Department of Pathology, The Methodist Hospital, Center for Molecular and Translational Human Infectious Diseases Research, The Methodist Hospital Research Institute, Houston, TX 77030, USA.
Proc Natl Acad Sci U S A. 2010 Mar 2;107(9):4371-6. doi: 10.1073/pnas.0911295107. Epub 2010 Feb 8.
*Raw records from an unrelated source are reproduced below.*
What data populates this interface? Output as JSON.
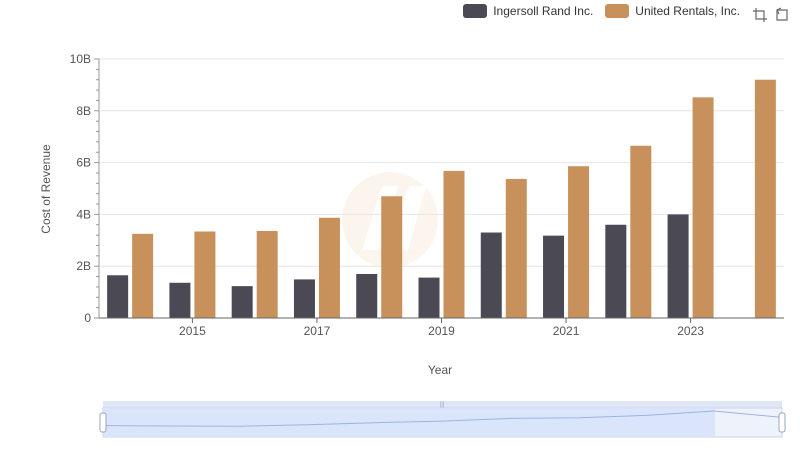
{
  "legend": {
    "series_a": "Ingersoll Rand Inc.",
    "series_b": "United Rentals, Inc."
  },
  "colors": {
    "series_a": "#4a4954",
    "series_b": "#c8915c"
  },
  "toolbox": {
    "icons": [
      "zoom-icon",
      "restore-icon"
    ]
  },
  "chart_data": {
    "type": "bar",
    "categories": [
      "2014",
      "2015",
      "2016",
      "2017",
      "2018",
      "2019",
      "2020",
      "2021",
      "2022",
      "2023",
      "2024"
    ],
    "x_tick_labels": [
      "2015",
      "2017",
      "2019",
      "2021",
      "2023"
    ],
    "y_tick_labels": [
      "0",
      "2B",
      "4B",
      "6B",
      "8B",
      "10B"
    ],
    "ylabel": "Cost of Revenue",
    "xlabel": "Year",
    "ylim": [
      0,
      10000000000
    ],
    "grid": true,
    "legend_position": "top-right",
    "series": [
      {
        "name": "Ingersoll Rand Inc.",
        "values": [
          1650000000,
          1360000000,
          1230000000,
          1490000000,
          1700000000,
          1560000000,
          3300000000,
          3180000000,
          3600000000,
          4000000000,
          null
        ]
      },
      {
        "name": "United Rentals, Inc.",
        "values": [
          3250000000,
          3340000000,
          3360000000,
          3870000000,
          4700000000,
          5680000000,
          5370000000,
          5860000000,
          6650000000,
          8520000000,
          9200000000
        ]
      }
    ]
  }
}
Understanding the fine-structure molecular architecture of bacterial epidemics has been a long-sought goal of infectious disease research. We used short-read-length DNA sequencing coupled with mass spectroscopy analysis of SNPs to study the molecular pathogenomics of three successive epidemics of invasive infections involving 344 serotype M3 group A Streptococcus in Ontario, Canada. Sequencing the genome of 95 strains from the three epidemics, coupled with analysis of 280 biallelic SNPs in all 344 strains, revealed an unexpectedly complex population structure composed of a dynamic mixture of distinct clonally related complexes. We discovered that each epidemic is dominated by micro- and macrobursts of multiple emergent clones, some with distinct strain genotype-patient phenotype relationships. On average, strains were differentiated from one another by only 49 SNPs and 11 insertion-deletion events (indels) in the core genome. Ten percent of SNPs are strain specific; that is, each strain has a unique genome sequence. We identified nonrandom temporal-spatial patterns of strain distribution within and between the epidemic peaks. The extensive full-genome data permitted us to identify genes with significantly increased rates of nonsynonymous (amino acid-altering) nucleotide polymorphisms, thereby providing clues about selective forces operative in the host. Comparative expression microarray analysis revealed that closely related strains differentiated by seemingly modest genetic changes can have significantly divergent transcriptomes. We conclude that enhanced understanding of bacterial epidemics requires a deep-sequencing, geographically centric, comparative pathogenomics strategy.
了解细菌流行的精细结构分子结构一直是传染病研究的长期目标。我们使用短读长 DNA 测序并结合 SNP 的质谱分析,研究了涉及加拿大安大略省 344 株 M3 组 A 链球菌的连续 3 次侵袭性感染流行的分子病原体组学。对来自 3 次流行的 95 株菌进行基因组测序,并对所有 344 株菌的 280 个双等位基因 SNP 进行分析,揭示了一种出乎意料的复杂种群结构,由动态混合的不同克隆相关复合物组成。我们发现,每次流行都由多个新兴克隆的微观和宏观爆发所主导,其中一些与独特的菌株基因型-患者表型关系有关。平均而言,菌株之间仅通过 49 个 SNP 和 11 个核心基因组中的插入缺失事件(indels)来区分。10%的 SNP 是菌株特异性的;也就是说,每个菌株都有独特的基因组序列。我们确定了在流行高峰期内和之间菌株分布的非随机时空模式。广泛的全基因组数据使我们能够识别出具有显著增加的非同义(改变氨基酸)核苷酸多态性的基因,从而提供了有关宿主中作用的选择压力的线索。比较表达微阵列分析显示,看似遗传变化微小的密切相关菌株的转录组可能存在显著差异。我们得出结论,要深入了解细菌流行,需要采用深度测序、以地理为中心、比较病原体组学策略。